Les Misérables by Victor Hugo
Music by Claude-Michel Schönberg Lyrics by Herbert

Dates and Venue 14 May - 6 August 2009, Tues @ 7:30 pm, Wed–Sat @ 8 pm, Wed, Sat & Sun @ 2pm | Stanley Industrial Alliance Stage

Director Bill Millerd Musical Director Bruce Kellett Choreography Valerie Easton Set Design Ted Roberts Lighting Design Marsha Sibthorpe Costume Design Alison Green Sound Design Chris Daniels Stage Manager Caryn Fehr

Reviewer John Jane

Alain Boublil and Claude-Michael Schonberg’s incredibly affecting musical adaptation of Victor Hugo's novel Les Misérables magically merges the powerful elements of redemption, romance and revolution.

Set in France, just prior to and during the Parisian June Rebellion of 1832, this multi-layered adaptation is firmly focused on the conflict between the heroic Jean Valjean, who through the story, transforms from fugitive to compassionate father figure, and the self-righteous Inspector Javert, who is obsessed with hunting down Valjean.

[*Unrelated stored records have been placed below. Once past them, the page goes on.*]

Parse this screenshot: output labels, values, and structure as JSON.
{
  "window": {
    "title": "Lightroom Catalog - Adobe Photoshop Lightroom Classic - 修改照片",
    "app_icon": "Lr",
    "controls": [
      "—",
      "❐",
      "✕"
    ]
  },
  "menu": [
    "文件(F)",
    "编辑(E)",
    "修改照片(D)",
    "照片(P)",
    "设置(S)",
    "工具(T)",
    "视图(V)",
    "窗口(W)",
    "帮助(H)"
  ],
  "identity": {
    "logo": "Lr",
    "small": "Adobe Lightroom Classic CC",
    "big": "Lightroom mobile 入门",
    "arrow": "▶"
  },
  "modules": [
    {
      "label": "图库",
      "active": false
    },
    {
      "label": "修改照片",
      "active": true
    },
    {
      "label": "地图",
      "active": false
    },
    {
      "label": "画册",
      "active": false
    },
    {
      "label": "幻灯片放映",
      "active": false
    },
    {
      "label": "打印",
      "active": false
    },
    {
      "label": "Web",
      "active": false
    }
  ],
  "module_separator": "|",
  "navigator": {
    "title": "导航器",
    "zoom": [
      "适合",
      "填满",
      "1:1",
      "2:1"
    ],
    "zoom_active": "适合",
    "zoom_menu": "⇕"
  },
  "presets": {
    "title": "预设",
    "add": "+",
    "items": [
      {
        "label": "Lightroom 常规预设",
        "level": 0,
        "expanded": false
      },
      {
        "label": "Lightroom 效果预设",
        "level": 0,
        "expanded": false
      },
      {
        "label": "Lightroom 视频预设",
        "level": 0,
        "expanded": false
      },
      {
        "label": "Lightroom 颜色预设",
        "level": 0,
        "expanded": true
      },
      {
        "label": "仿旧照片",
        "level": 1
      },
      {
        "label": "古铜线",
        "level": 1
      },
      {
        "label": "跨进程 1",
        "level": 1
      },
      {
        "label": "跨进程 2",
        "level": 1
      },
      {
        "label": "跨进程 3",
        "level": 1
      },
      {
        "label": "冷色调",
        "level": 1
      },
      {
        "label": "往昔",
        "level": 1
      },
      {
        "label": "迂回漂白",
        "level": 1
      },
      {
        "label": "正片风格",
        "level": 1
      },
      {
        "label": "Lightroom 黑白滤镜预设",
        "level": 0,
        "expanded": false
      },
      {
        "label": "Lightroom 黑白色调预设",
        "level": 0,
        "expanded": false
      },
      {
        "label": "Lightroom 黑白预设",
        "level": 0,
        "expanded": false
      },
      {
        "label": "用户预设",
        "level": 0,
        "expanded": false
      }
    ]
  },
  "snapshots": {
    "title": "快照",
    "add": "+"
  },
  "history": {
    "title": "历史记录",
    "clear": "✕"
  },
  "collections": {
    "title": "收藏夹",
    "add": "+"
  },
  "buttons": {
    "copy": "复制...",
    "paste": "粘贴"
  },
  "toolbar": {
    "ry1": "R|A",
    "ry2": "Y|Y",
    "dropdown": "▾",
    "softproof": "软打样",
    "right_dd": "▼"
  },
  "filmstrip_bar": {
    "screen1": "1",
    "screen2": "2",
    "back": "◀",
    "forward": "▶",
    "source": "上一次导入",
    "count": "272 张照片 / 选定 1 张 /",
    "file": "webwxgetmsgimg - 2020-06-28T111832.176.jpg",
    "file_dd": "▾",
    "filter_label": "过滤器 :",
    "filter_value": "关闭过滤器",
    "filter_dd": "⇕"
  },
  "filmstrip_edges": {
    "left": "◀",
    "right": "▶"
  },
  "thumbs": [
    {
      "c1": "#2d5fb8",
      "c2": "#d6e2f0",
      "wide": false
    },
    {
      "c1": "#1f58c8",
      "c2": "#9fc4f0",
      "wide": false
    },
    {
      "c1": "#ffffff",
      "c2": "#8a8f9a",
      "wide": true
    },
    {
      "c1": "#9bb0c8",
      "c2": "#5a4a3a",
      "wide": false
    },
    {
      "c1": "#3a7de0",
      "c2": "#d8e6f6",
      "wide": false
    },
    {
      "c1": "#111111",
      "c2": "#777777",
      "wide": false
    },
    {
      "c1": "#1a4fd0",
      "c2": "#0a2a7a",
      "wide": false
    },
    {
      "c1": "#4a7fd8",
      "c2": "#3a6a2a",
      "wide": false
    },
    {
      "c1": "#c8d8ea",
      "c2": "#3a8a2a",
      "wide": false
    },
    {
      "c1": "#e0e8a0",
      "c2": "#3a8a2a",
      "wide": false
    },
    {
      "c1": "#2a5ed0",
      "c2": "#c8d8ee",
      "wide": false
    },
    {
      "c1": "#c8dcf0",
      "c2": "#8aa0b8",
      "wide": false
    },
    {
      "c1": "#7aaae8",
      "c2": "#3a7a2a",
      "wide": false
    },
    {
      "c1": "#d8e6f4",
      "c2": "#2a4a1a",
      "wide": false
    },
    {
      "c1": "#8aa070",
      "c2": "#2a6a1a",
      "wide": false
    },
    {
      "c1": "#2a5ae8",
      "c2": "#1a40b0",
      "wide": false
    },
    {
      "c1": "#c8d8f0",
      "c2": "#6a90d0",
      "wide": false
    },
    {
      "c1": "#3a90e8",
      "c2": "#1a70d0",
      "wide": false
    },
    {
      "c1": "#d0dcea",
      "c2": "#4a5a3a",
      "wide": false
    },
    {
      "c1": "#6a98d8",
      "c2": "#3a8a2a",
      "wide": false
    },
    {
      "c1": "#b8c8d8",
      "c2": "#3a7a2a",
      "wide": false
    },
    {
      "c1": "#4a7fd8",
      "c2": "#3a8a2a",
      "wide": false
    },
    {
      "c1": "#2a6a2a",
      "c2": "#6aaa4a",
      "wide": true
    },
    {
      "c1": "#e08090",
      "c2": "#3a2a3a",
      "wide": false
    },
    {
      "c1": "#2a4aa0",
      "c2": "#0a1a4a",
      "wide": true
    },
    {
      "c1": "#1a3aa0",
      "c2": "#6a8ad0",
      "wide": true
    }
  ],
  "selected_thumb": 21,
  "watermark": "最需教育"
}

Kieran Martin Murphy (Valjean) and Réjean Cournoyer (Javert) are captivating as the central characters. Both possess an expansive vocal range and commanding stage presence. The vivid contrast between these two performances make this musical theatre piece an interesting morality play. Cournoyer’s balanced portrayal of the unyielding policeman was so effective that he received a special ovation from the audience during the curtain call.

Burly Edmontonian, Kieran Martin Murphy brought authority and nuance to the ballad, “Who Am I?” While in contrast, he moves effortlessly into high pianissimo on “Bring Him Home,” almost stopping the show at Wednesday evening's opening performance.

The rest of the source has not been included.